Words are like food. There are sentences from the doctors and specialists that keep me going like a good meal: ‘You’re past the worst stage.’ ‘Most people make a full recovery.’ ‘It might take years, but it may only be months.’
Vanessa’s words too. She comes every day – every single day – and reads to me. She explains things when I frown. She points things out I might not have noticed. She brings another world into my hospital room.
If I … when I recover, I know I’m going to be changed forever. It won’t just be the job any more. I’m going to notice the little things. I’m going to read more. I’m going to be grateful for what I’ve got.
‘Can I still have one of your pears?’ I ask Vanessa. ‘From the orchard?’
‘Yes, of course, but there won’t be any more until next autumn.’
We had a pear tree in the garden when I was a kid. At this time of year it was just a cluster of dry branches and twigs that clawed like an old man’s fingers. Hard to believe that anything would ever grow on it again.

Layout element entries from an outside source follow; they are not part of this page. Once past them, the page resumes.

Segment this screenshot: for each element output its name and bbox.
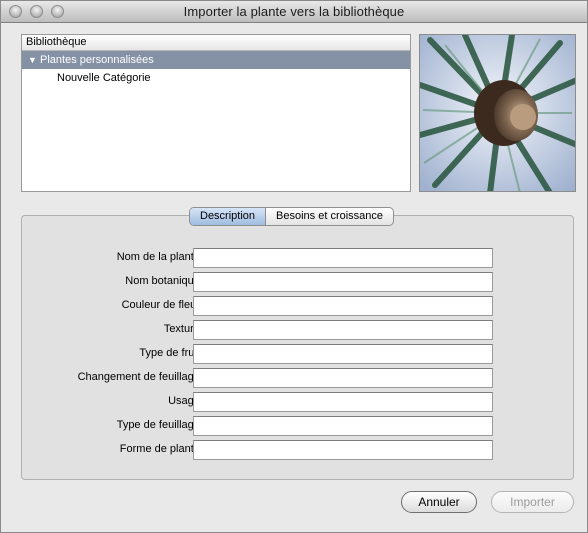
texture-input[interactable] [193,320,493,340]
form-row-texture: Texture : [22,320,572,340]
import-button[interactable]: Importer [491,491,574,513]
plant-photo [419,34,576,192]
form-row-botanical-name: Nom botanique : [22,272,572,292]
botanical-name-input[interactable] [193,272,493,292]
flower-color-input[interactable] [193,296,493,316]
window-title: Importer la plante vers la bibliothèque [183,4,405,19]
library-header: Bibliothèque [22,35,410,51]
foliage-type-input[interactable] [193,416,493,436]
tab-needs-and-growth[interactable]: Besoins et croissance [266,208,393,225]
fruit-type-input[interactable] [193,344,493,364]
library-item-label: Plantes personnalisées [40,54,154,66]
plant-name-input[interactable] [193,248,493,268]
form-row-plant-shape: Forme de plante : [22,440,572,460]
foliage-change-label: Changement de feuillage : [77,371,206,383]
form-row-fruit-type: Type de fruit : [22,344,572,364]
form-row-foliage-type: Type de feuillage : [22,416,572,436]
palm-tree-image [420,35,575,191]
form-row-foliage-change: Changement de feuillage : [22,368,572,388]
plant-shape-input[interactable] [193,440,493,460]
library-outline[interactable]: Bibliothèque ▼ Plantes personnalisées Nou… [21,34,411,192]
form-row-usage: Usage : [22,392,572,412]
disclosure-triangle-icon[interactable]: ▼ [28,51,40,69]
library-item-custom-plants[interactable]: ▼ Plantes personnalisées [22,51,410,69]
foliage-change-input[interactable] [193,368,493,388]
form-row-plant-name: Nom de la plante : [22,248,572,268]
title-bar: Importer la plante vers la bibliothèque [1,1,587,23]
import-plant-dialog: Importer la plante vers la bibliothèque … [0,0,588,533]
cancel-button[interactable]: Annuler [401,491,477,513]
tab-description[interactable]: Description [190,208,267,225]
library-item-new-category[interactable]: Nouvelle Catégorie [22,69,410,87]
tab-bar: Description Besoins et croissance [189,207,395,226]
usage-input[interactable] [193,392,493,412]
form-row-flower-color: Couleur de fleur : [22,296,572,316]
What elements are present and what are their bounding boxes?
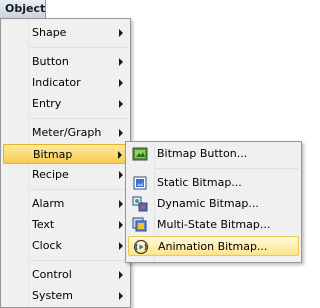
menu-item-label: Recipe [32, 168, 69, 181]
bitmap-submenu: Bitmap Button... Static Bitmap... Dynami… [125, 141, 302, 263]
menu-item-label: Multi-State Bitmap... [157, 218, 271, 231]
menu-item-recipe[interactable]: Recipe [3, 165, 128, 185]
menu-separator [30, 47, 128, 48]
submenu-arrow-icon [119, 221, 123, 229]
menu-item-control[interactable]: Control [3, 265, 128, 285]
menu-item-label: Animation Bitmap... [158, 240, 268, 253]
menu-item-label: Clock [32, 239, 62, 252]
submenu-arrow-icon [119, 79, 123, 87]
submenu-arrow-icon [119, 200, 123, 208]
submenu-arrow-icon [119, 58, 123, 66]
multi-state-bitmap-icon [132, 217, 147, 232]
menu-item-label: Dynamic Bitmap... [157, 197, 259, 210]
menu-separator [30, 260, 128, 261]
menu-item-meter-graph[interactable]: Meter/Graph [3, 123, 128, 143]
menu-item-label: Control [32, 268, 72, 281]
submenu-arrow-icon [119, 292, 123, 300]
submenu-arrow-icon [119, 29, 123, 37]
menu-item-label: Static Bitmap... [157, 176, 242, 189]
object-menu: Shape Button Indicator Entry Meter/Graph… [0, 18, 131, 308]
submenu-arrow-icon [119, 271, 123, 279]
object-menu-label: Object [5, 2, 46, 15]
menu-item-label: Entry [32, 97, 62, 110]
menu-item-text[interactable]: Text [3, 215, 128, 235]
menu-item-dynamic-bitmap[interactable]: Dynamic Bitmap... [128, 194, 299, 214]
menu-item-label: System [32, 289, 74, 302]
menu-item-indicator[interactable]: Indicator [3, 73, 128, 93]
menu-separator [155, 168, 299, 169]
menu-item-label: Shape [32, 26, 67, 39]
submenu-arrow-icon [119, 100, 123, 108]
object-menu-button[interactable]: Object [0, 0, 46, 19]
menu-item-label: Bitmap Button... [157, 147, 248, 160]
menu-item-label: Button [32, 55, 69, 68]
menu-item-system[interactable]: System [3, 286, 128, 306]
menu-item-entry[interactable]: Entry [3, 94, 128, 114]
menu-item-button[interactable]: Button [3, 52, 128, 72]
menu-item-multi-state-bitmap[interactable]: Multi-State Bitmap... [128, 215, 299, 235]
menu-item-label: Bitmap [33, 148, 73, 161]
submenu-arrow-icon [119, 129, 123, 137]
menu-item-shape[interactable]: Shape [3, 23, 128, 43]
menu-item-label: Meter/Graph [32, 126, 102, 139]
menu-item-bitmap-button[interactable]: Bitmap Button... [128, 144, 299, 164]
menu-item-label: Alarm [32, 197, 65, 210]
submenu-arrow-icon [118, 151, 122, 159]
submenu-arrow-icon [119, 242, 123, 250]
menu-item-clock[interactable]: Clock [3, 236, 128, 256]
menu-separator [30, 189, 128, 190]
menu-separator [30, 118, 128, 119]
bitmap-button-icon [132, 147, 148, 161]
menu-item-animation-bitmap[interactable]: Animation Bitmap... [128, 236, 299, 256]
menu-item-static-bitmap[interactable]: Static Bitmap... [128, 173, 299, 193]
submenu-arrow-icon [119, 171, 123, 179]
animation-bitmap-icon [133, 239, 149, 255]
menu-item-label: Indicator [32, 76, 81, 89]
menu-item-bitmap[interactable]: Bitmap [3, 144, 128, 164]
static-bitmap-icon [133, 176, 147, 190]
menu-item-label: Text [32, 218, 55, 231]
menu-item-alarm[interactable]: Alarm [3, 194, 128, 214]
dynamic-bitmap-icon [132, 196, 148, 212]
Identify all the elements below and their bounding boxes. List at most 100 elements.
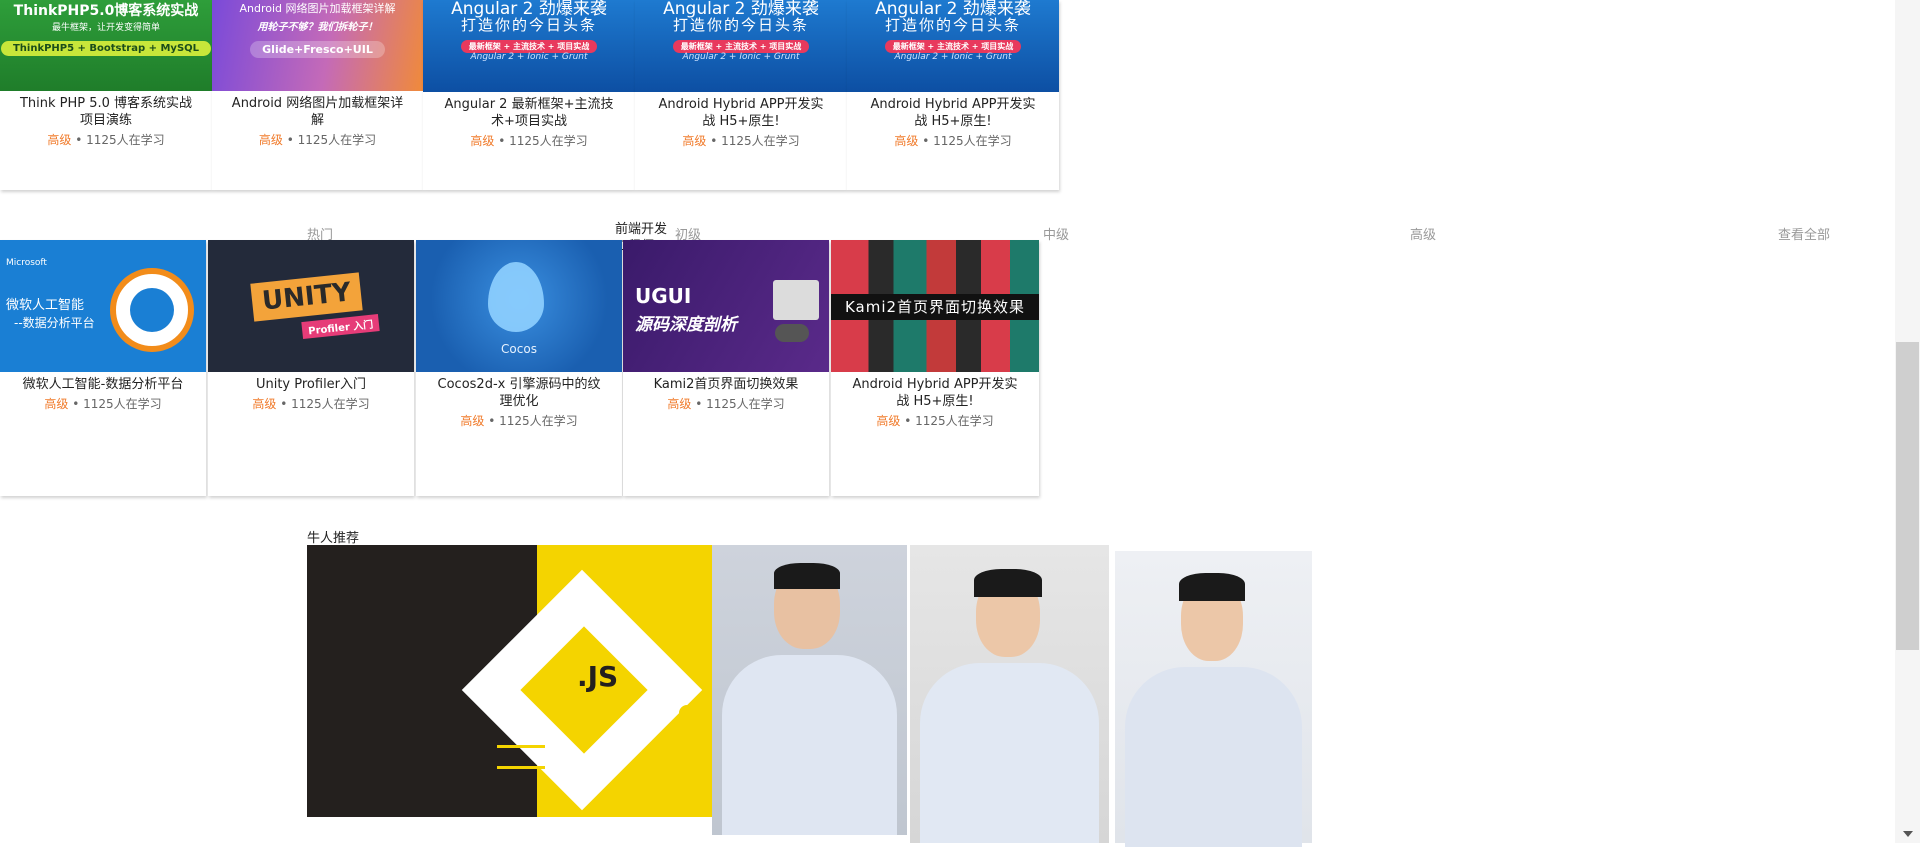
students-count: 1125人在学习 bbox=[86, 133, 165, 147]
avatar-shirt bbox=[1125, 667, 1302, 847]
banner-subtitle: 用轮子不够？我们拆轮子！ bbox=[257, 22, 378, 33]
course-title: Kami2首页界面切换效果 bbox=[653, 377, 799, 392]
course-card[interactable]: Android 网络图片加载框架详解 用轮子不够？我们拆轮子！ Glide+Fr… bbox=[212, 0, 423, 190]
course-card[interactable]: Angular 2 劲爆来袭 打造你的今日头条 最新框架 + 主流技术 + 项目… bbox=[423, 0, 635, 190]
course-meta: 高级 • 1125人在学习 bbox=[682, 134, 800, 148]
course-card[interactable]: Cocos Cocos2d-x 引擎源码中的纹理优化 高级 • 1125人在学习 bbox=[416, 240, 622, 496]
course-thumbnail: UGUI 源码深度剖析 bbox=[623, 240, 829, 372]
course-title: Android 网络图片加载框架详解 bbox=[231, 96, 404, 128]
chart-icon bbox=[110, 268, 194, 352]
course-meta: 高级 • 1125人在学习 bbox=[44, 397, 162, 411]
avatar-shirt bbox=[722, 655, 897, 835]
course-title: Angular 2 最新框架+主流技术+项目实战 bbox=[444, 97, 614, 129]
course-thumbnail: Kami2首页界面切换效果 bbox=[831, 240, 1039, 372]
course-title: Think PHP 5.0 博客系统实战项目演练 bbox=[19, 96, 193, 128]
scrollbar-thumb[interactable] bbox=[1896, 342, 1919, 650]
students-count: 1125人在学习 bbox=[933, 134, 1012, 148]
course-meta: 高级 • 1125人在学习 bbox=[258, 133, 377, 147]
tab-intermediate[interactable]: 中级 bbox=[1043, 224, 1069, 243]
key-icon bbox=[679, 705, 695, 755]
course-card[interactable]: UNITY Profiler 入门 Unity Profiler入门 高级 • … bbox=[208, 240, 414, 496]
tab-advanced[interactable]: 高级 bbox=[1410, 224, 1436, 243]
scroll-down-arrow-icon[interactable] bbox=[1903, 831, 1913, 837]
banner-subtitle: 最牛框架，让开发变得简单 bbox=[51, 23, 160, 33]
course-thumbnail: Angular 2 劲爆来袭 打造你的今日头条 最新框架 + 主流技术 + 项目… bbox=[635, 0, 847, 92]
expert-photo[interactable] bbox=[1115, 551, 1312, 847]
level-label: 高级 bbox=[470, 134, 495, 148]
banner-title: Android 网络图片加载框架详解 bbox=[239, 2, 396, 15]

‘That’s when I’m going to get it. I’m going to come down to the orchard and pick it off the tree myself. And I’ll give you a hand with the planting, or the pruning, or whatever else you need.’
And I think: I’m doing it again. That driven part of me is taking over, making goals, setting deadlines. Of course, I want to get better, but how hard should I push? I don’t know any more.
‘I need to find my balance,’ I say out loud.
I don’t know if she understands exactly what I’m trying to say, but she nods.
At the end of Great Expectations there’s this sentence that gets me: ‘I have been bent and broken, but – I hope – into a better shape.’
And I think, yeah. Yeah, that’ll do.
Inspiration: The way that plants and fruit grow, seemingly from nothing, is miraculous. Nevertheless, we take it for granted. I wanted to show how this might come to have meaning for someone only once their attention was drawn to it.